Was aber, wenn Bieito nicht macht, was er selbst von sich erwarten lässt? Wenn er es bei so wenig Masturbation und Ejakulation belässt, dass eine Inszenierung von ihm ein chronisch reinzüberflutetes Publikum nur gerade soeben noch streift und dem Bieito-Klischee eben gerade nicht genügt? Hat er dann versagt?

Im Falle der Frankfurter "Manon" muss man das eindeutig verneinen. Denn diese Oper hat der Katalane einfach nur logisch durchgearbeitet. Wenn bei ihm der Weg der Titelheldin im Drogentod endet, dann hat er das gut zwei Stunden lang mit Argumenten schlüssig untermauert. Juanita Lascarro hilft ihm dabei: Die derzeitige Primadonna der Frankfurter Oper ist nicht nur eine faszinierende Sängerin mit tragfähiger, vielfarbiger Stimme und der Fähigkeit zu unzähligen feinen Nuancen der vokalen Auskleidung, sondern sie überzeugt auch in ihrer Zeichnung einer Frau, deren Leben mitten in Glitzer und Glamour an seiner Konzeptlosigkeit scheitert.
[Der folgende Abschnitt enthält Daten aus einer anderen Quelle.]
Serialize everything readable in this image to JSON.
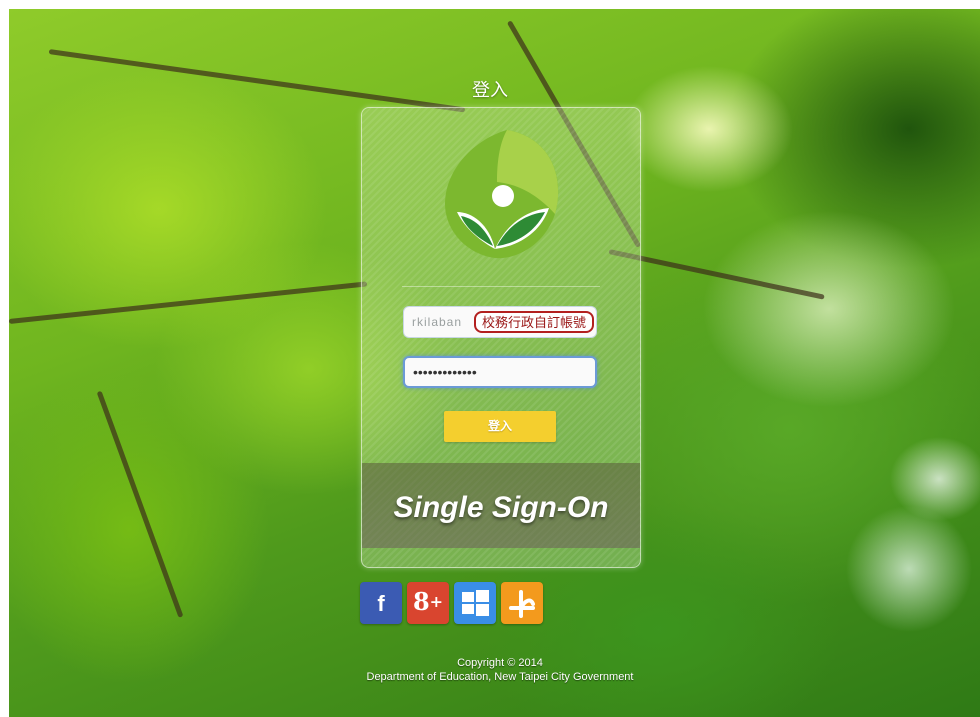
{
  "page": {
    "title": "登入"
  },
  "login": {
    "username_value": "rkilaban",
    "username_annotation": "校務行政自訂帳號",
    "password_mask": "•••••••••••••",
    "submit_label": "登入"
  },
  "banner": {
    "text": "Single Sign-On"
  },
  "social": [
    {
      "icon": "facebook-icon",
      "glyph": "f",
      "color": "#3b5bb3"
    },
    {
      "icon": "google-plus-icon",
      "glyph": "8+",
      "color": "#d9452f"
    },
    {
      "icon": "windows-icon",
      "glyph": "",
      "color": "#3a8ee6"
    },
    {
      "icon": "yahoo-openid-icon",
      "glyph": "ቍ",
      "color": "#f39a1d"
    }
  ],
  "footer": {
    "copyright": "Copyright © 2014",
    "organization": "Department of Education, New Taipei City Government"
  },
  "colors": {
    "button": "#f4cf2e",
    "annotation_border": "#b3201f"
  }
}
Calixto Bieito kehrt Motive nach außen, die sonst eher im Hintergrund bleiben: die Dominanz des Materiellen, die Orientierungslosigkeit Manons. Er zeigt das Leben als Rausch, bei dem Sex, Drogen, Spiel, Geld, Macht die wechselnden Konsumgüter sind: Hier, auf der Frankfurter Drehbühne, ist es mit teilweise Schwindel erregendem Tempo inszeniert und von Alfons Flores auch in das schillernde, allzeit bewegliche Bild von einer Art Einkaufszentrum mit Spielcasino gesetzt. Virtuos führt der Regisseur Massen von Chorsängern, Tänzern und Statisten durch die schöne, verspiegelte Welt des Scheins und der Scheine.
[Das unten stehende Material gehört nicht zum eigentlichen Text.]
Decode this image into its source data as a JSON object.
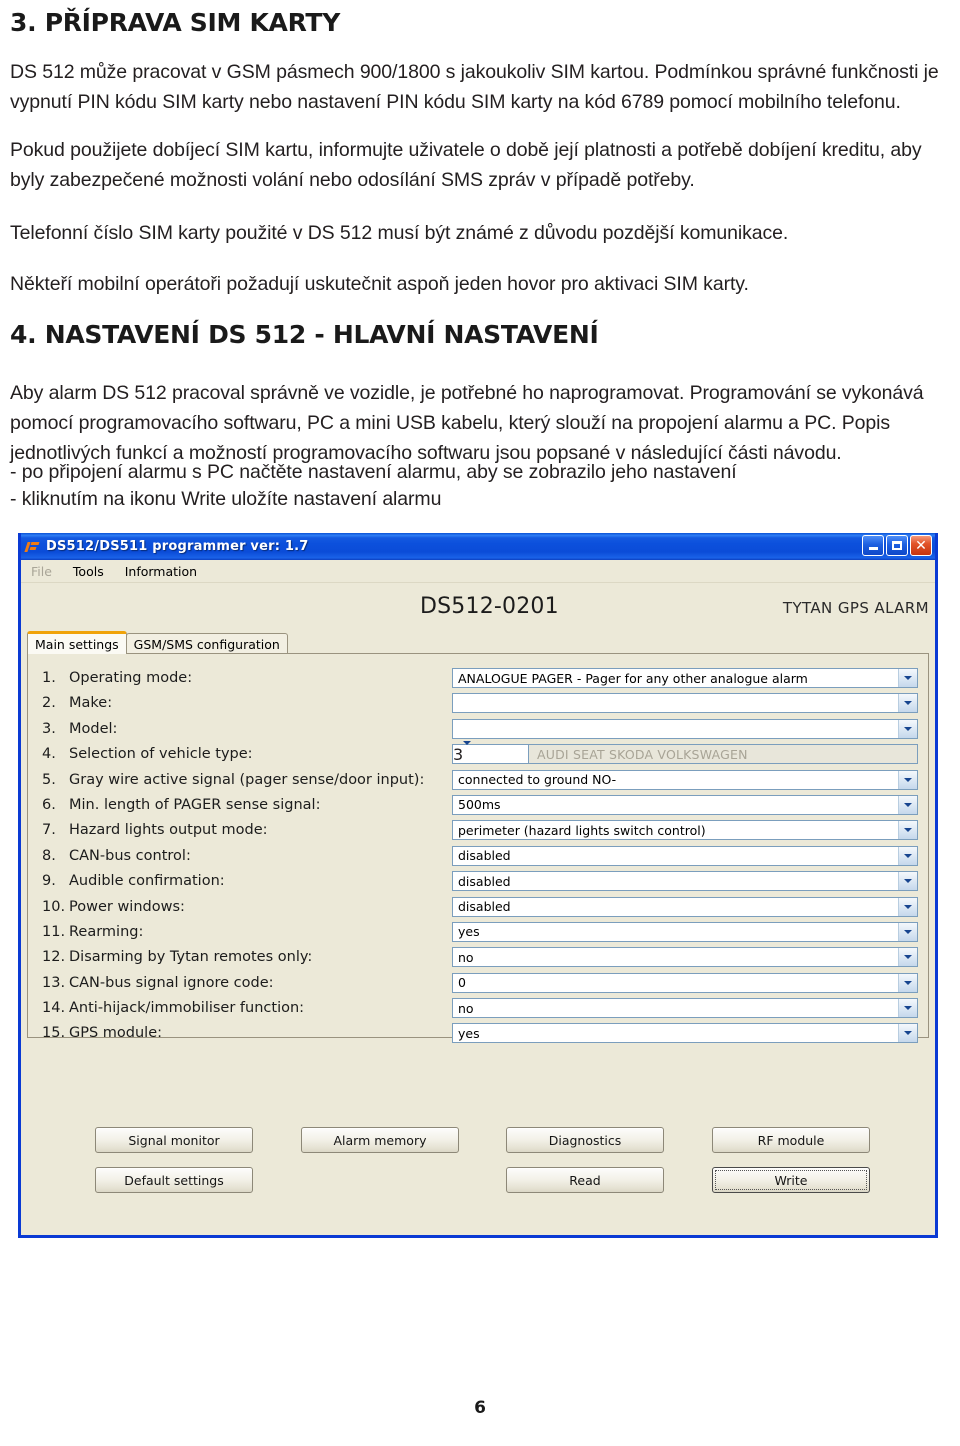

Der Entwurf ist stimmig genug, um manche Reibung von Szene und Libretto (wie beispielsweise Manons "Adieu, ma petite table" vor dem einarmigen Banditen) als nebensächlich erscheinen zu lassen.

Auch die Schräglage, in die der Regisseur die Figur des Lescaut (Earle Patriarco) versetzt, indem er ihn - und teilweise auch den Vater Des Grieux (Magnus Baldvinsson) - als integralen Bestandteil der Bohème (und nicht mehr als deren Korrektiv) zeichnet, lässt sich akzeptieren, wenn man sie als Fingerzeig versteht: Schaut her, das sind die Wunden der Gesellschaft, die auch die eure ist.

Des Grieux (William Joyner), der sich bei Bieito zum "Fuyez, douce image" selbst auspeitscht, ist indes auch in dieser Inszenierung der große Verlierer. Wobei ihm zumindest ein bisschen Eigenaktivität zugestanden wird: Er selbst darf der Geliebten den goldenen Schuss setzen.

Frankfurts Generalmusikdirektor Paolo Carignani untermalt das am Pult des Frankfurter Museumsorchesters zwar nicht immer mit optimaler Koordination, wohl jedoch mit viel Gespür für Massenets zahlreiche fast kammermusikalische Feinheiten. So trägt auch er das Seine dazu bei, dass Massenets Oper selten so berührte und dabei so wenig süßlich wirkte wie hier.

Weitere Aufführungen am 25. und 28. Juni sowie am 2., 4. und 6. Juli.